Note: the supplied materials contain multiple different documents labelled “SCR 53” from different states and on different subjects. The summary below focuses on the principal, cohesive text in Document 2 — the California Senate Concurrent Resolution (Pérez) establishing “High School Voter Education Weeks” — which contains the substantive policy provisions in the packet.
Title
- Senate Concurrent Resolution (SCR) 53 (Pérez) — Declares Monday, April 14, 2025 through Friday, April 25, 2025 as High School Voter Education Weeks and encourages voter education activities for high school students.
Purpose and intent
- Promote civic engagement and youth voter participation by encouraging local educational agencies (LEAs) to conduct focused voter education for students in grades 9–12 during one of the two designated weeks in April.
- Provide students with history, knowledge, skills and resources to participate in the electoral process and to counter low youth turnout and civic disengagement.
Key provisions
- Designation: Declares April 14–25, 2025 (two-week span) as High School Voter Education Weeks.
- Strong encouragement (non‑binding): LEAs are strongly encouraged to dedicate at least one of those two weeks to instruction for grades 9–12 on the electoral process.
- Instruction topics: The resolution lists a comprehensive set of instructional topics (31 items), including:
- importance of youth voting; voter registration; ballot structure; ballot measures; campaigns and campaign finance; political parties; voter ID laws; early/absentee/mail voting; election security and voting technology;
- civic engagement, civic duty, political and media literacy, informed voting; research/information literacy; history of voter suppression; historical disparities in voting rates and intersectionality; community impact of elections; methods to improve turnout.
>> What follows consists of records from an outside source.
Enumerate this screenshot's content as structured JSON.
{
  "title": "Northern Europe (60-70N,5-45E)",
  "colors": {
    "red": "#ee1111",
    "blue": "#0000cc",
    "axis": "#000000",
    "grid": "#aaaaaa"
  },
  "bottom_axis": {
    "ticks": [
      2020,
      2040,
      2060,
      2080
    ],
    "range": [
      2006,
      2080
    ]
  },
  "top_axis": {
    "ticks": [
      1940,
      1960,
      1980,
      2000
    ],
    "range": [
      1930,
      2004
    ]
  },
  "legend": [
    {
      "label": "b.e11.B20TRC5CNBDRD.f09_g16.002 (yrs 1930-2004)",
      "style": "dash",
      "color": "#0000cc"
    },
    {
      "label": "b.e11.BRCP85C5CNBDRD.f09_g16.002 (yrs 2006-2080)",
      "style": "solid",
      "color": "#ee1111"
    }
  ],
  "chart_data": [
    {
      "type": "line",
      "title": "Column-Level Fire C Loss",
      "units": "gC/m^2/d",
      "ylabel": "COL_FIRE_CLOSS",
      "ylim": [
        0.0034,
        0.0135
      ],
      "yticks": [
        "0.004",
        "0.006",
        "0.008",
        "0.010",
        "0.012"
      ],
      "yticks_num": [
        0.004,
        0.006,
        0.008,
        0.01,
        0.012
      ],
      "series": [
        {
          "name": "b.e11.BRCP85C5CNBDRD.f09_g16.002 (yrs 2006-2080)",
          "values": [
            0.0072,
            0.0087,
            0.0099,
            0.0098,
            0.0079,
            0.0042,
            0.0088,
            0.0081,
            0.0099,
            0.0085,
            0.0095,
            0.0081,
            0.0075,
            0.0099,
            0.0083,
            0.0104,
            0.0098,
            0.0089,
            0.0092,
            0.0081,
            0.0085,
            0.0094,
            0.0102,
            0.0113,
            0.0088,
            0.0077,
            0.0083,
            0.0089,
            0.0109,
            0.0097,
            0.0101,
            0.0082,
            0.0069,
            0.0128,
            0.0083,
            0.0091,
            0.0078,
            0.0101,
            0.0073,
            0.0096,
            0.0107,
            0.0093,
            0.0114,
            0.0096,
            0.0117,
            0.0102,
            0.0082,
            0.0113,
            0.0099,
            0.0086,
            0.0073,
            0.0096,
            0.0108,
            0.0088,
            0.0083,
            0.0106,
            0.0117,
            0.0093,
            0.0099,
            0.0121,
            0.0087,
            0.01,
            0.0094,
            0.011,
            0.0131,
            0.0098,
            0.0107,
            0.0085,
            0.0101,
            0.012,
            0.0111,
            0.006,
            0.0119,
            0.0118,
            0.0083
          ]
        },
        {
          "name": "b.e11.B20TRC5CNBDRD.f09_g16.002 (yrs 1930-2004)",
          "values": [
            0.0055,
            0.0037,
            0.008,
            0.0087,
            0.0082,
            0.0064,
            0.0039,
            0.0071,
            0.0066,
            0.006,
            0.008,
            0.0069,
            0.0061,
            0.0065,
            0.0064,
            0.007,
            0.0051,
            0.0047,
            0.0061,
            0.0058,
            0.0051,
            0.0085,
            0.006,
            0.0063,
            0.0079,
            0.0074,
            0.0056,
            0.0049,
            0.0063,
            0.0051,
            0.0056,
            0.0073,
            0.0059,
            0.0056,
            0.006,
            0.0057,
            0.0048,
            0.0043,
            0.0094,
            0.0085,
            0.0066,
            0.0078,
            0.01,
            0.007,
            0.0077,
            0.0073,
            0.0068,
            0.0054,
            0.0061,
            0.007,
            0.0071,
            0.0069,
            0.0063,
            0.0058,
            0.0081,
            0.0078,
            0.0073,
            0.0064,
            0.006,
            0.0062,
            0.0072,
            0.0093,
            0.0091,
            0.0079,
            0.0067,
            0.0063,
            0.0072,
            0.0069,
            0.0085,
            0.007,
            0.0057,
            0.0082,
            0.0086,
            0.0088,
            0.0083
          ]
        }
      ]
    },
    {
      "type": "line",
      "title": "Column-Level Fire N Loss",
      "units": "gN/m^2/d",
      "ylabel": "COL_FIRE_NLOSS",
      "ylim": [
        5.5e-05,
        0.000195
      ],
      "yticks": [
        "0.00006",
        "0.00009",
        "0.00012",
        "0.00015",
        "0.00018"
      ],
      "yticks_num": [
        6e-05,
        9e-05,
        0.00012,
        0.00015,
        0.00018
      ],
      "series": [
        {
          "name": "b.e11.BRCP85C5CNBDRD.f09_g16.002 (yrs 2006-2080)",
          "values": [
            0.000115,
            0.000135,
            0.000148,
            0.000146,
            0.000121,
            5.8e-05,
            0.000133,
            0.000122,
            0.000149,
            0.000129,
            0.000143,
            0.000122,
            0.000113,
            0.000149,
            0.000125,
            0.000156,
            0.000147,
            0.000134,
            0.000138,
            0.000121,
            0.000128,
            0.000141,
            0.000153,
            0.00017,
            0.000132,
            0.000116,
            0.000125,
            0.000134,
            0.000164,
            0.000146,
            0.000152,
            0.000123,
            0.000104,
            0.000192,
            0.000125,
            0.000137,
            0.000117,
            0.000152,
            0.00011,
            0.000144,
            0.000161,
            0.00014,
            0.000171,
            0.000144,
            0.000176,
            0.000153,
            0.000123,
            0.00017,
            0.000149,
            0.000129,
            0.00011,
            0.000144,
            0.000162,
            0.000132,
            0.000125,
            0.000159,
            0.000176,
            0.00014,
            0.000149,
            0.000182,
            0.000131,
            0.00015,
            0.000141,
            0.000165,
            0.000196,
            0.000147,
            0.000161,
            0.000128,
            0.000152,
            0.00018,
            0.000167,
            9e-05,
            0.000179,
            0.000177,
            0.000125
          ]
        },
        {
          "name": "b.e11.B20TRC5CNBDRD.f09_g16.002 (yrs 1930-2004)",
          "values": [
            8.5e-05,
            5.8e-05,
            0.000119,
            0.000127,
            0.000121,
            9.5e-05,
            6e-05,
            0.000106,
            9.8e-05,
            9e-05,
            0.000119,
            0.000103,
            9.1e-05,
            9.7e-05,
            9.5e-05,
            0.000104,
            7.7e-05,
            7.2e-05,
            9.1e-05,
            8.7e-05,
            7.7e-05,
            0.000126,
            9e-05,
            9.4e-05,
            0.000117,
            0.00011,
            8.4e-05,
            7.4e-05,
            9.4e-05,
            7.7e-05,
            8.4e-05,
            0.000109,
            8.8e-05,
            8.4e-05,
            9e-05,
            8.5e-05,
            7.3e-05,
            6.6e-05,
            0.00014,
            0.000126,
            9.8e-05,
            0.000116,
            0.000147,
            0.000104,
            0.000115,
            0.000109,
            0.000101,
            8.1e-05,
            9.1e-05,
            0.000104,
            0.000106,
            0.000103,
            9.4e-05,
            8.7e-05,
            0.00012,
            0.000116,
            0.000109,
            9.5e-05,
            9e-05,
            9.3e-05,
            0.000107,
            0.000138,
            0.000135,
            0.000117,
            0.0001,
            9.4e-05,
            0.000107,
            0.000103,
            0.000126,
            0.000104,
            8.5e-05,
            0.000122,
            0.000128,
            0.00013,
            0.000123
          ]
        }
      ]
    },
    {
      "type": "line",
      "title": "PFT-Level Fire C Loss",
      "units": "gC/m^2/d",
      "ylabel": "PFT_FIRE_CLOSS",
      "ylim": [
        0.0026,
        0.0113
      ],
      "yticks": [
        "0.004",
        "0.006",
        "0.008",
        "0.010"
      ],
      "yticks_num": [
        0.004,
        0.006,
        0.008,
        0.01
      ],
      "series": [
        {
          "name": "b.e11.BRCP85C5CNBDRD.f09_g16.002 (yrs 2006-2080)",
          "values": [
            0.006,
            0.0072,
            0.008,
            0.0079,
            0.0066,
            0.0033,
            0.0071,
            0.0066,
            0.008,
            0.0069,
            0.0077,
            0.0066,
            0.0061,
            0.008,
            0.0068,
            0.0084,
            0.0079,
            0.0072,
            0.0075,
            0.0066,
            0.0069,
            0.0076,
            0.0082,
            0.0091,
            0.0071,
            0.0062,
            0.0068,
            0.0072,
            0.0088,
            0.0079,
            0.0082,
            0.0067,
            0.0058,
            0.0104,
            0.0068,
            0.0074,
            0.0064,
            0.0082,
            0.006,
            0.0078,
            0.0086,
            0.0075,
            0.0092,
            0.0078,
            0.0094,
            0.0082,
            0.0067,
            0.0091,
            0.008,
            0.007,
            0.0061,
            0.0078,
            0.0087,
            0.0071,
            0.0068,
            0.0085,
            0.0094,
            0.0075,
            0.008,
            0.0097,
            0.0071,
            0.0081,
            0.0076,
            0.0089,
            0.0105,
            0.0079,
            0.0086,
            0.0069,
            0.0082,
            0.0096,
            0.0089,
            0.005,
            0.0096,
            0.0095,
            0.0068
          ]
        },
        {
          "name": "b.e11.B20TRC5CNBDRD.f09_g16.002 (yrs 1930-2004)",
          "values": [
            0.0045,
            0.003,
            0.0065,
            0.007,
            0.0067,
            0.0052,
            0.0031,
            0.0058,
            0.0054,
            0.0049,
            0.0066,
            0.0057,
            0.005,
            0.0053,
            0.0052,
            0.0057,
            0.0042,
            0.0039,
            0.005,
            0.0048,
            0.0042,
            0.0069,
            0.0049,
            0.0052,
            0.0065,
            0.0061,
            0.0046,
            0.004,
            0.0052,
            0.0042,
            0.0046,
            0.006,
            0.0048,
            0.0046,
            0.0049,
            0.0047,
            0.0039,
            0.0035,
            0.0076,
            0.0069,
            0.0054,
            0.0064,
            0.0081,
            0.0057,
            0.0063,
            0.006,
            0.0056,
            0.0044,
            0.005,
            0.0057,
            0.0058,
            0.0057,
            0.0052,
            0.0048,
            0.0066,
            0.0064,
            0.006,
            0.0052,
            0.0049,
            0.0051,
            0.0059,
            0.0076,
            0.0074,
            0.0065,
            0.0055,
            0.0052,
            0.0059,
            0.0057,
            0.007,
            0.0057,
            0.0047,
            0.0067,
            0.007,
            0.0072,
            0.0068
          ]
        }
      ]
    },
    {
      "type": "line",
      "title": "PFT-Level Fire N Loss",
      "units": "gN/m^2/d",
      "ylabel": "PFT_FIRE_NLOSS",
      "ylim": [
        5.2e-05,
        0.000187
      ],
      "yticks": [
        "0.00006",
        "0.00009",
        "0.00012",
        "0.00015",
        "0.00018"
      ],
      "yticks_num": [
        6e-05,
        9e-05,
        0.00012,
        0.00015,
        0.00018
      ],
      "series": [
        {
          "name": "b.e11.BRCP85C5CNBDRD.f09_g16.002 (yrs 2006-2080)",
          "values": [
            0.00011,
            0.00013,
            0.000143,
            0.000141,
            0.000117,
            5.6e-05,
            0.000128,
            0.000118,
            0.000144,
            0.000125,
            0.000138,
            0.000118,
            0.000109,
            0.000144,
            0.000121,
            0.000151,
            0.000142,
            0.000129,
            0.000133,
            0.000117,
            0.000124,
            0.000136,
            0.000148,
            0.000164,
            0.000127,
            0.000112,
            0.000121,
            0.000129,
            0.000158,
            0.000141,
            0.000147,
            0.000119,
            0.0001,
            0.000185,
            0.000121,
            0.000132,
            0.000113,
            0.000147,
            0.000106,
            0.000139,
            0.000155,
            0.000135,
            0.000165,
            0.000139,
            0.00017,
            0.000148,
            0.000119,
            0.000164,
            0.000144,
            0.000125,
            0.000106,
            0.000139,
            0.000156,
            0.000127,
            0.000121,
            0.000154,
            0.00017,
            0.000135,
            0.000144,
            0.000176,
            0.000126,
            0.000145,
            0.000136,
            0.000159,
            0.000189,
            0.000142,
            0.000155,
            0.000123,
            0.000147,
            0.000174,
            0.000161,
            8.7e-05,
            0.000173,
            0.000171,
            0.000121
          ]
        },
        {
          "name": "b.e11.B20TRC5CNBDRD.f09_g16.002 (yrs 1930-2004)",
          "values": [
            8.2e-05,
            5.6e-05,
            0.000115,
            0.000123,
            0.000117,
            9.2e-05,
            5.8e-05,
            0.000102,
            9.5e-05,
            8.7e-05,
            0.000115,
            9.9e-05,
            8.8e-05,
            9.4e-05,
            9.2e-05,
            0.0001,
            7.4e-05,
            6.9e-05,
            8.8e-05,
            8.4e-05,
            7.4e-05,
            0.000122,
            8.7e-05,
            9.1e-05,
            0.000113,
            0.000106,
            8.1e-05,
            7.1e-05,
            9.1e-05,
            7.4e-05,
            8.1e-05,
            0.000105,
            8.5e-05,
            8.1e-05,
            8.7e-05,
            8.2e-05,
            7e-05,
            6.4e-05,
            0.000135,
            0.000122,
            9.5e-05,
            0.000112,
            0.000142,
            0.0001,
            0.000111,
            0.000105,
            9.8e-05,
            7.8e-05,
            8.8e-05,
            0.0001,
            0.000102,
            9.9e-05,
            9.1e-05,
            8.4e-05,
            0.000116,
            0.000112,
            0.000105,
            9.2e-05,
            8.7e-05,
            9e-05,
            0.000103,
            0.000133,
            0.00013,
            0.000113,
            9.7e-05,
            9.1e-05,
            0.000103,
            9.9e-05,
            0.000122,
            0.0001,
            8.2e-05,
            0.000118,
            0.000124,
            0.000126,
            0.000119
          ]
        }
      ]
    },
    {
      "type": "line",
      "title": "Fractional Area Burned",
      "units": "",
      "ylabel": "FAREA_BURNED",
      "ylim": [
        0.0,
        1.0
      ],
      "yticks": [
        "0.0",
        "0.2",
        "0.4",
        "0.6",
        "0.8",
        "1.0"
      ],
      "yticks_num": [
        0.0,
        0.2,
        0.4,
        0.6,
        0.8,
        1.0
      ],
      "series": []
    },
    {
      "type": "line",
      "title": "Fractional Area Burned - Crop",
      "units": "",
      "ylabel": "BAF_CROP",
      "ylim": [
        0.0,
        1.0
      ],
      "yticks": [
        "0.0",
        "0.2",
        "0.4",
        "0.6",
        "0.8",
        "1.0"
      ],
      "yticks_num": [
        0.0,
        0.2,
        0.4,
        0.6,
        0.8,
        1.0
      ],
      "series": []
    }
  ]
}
- Resources and partnerships:
- Encourages LEAs to provide necessary digital and physical resources to support instruction.
- Encourages governing boards/bodies of LEAs to (voluntarily) contract with experienced, nonpartisan nonprofit organizations for youth civic engagement to help deliver the instruction.
- Administrative action: Requests the Secretary of the Senate to transmit copies of the resolution to the State Department of Education and to the author for distribution.
Who is affected
- Local educational agencies (school districts, county offices of education), high school students (grades 9–12), school personnel, county elections officials (already authorized per Education Code §49040 to register pupils and staff on campus during designated weeks), and nonprofit civic‑engagement groups that may be engaged to support programs.
Procedural and fiscal notes
- Classification: Concurrent resolution (nonbinding encouragement, not statutory change).
- Fiscal Committee: No (no fiscal impact indicated).
- Status (from provided record): Introduced May 28, 2025; sent to the Secretary of State by the Secretary of the Senate on May 30, 2025. (Because the packet includes multiple SCR53 action lines across jurisdictions, consult the official legislative clerk for the final certified status in the relevant legislature.)
Potential impact
- Expected to increase attention and resources for civic education in high schools during the designated period, though implementation depends on voluntary action by LEAs and local partners. Because the measure is advisory rather than mandatory, actual reach and uniformity of programs will vary by district and available resources.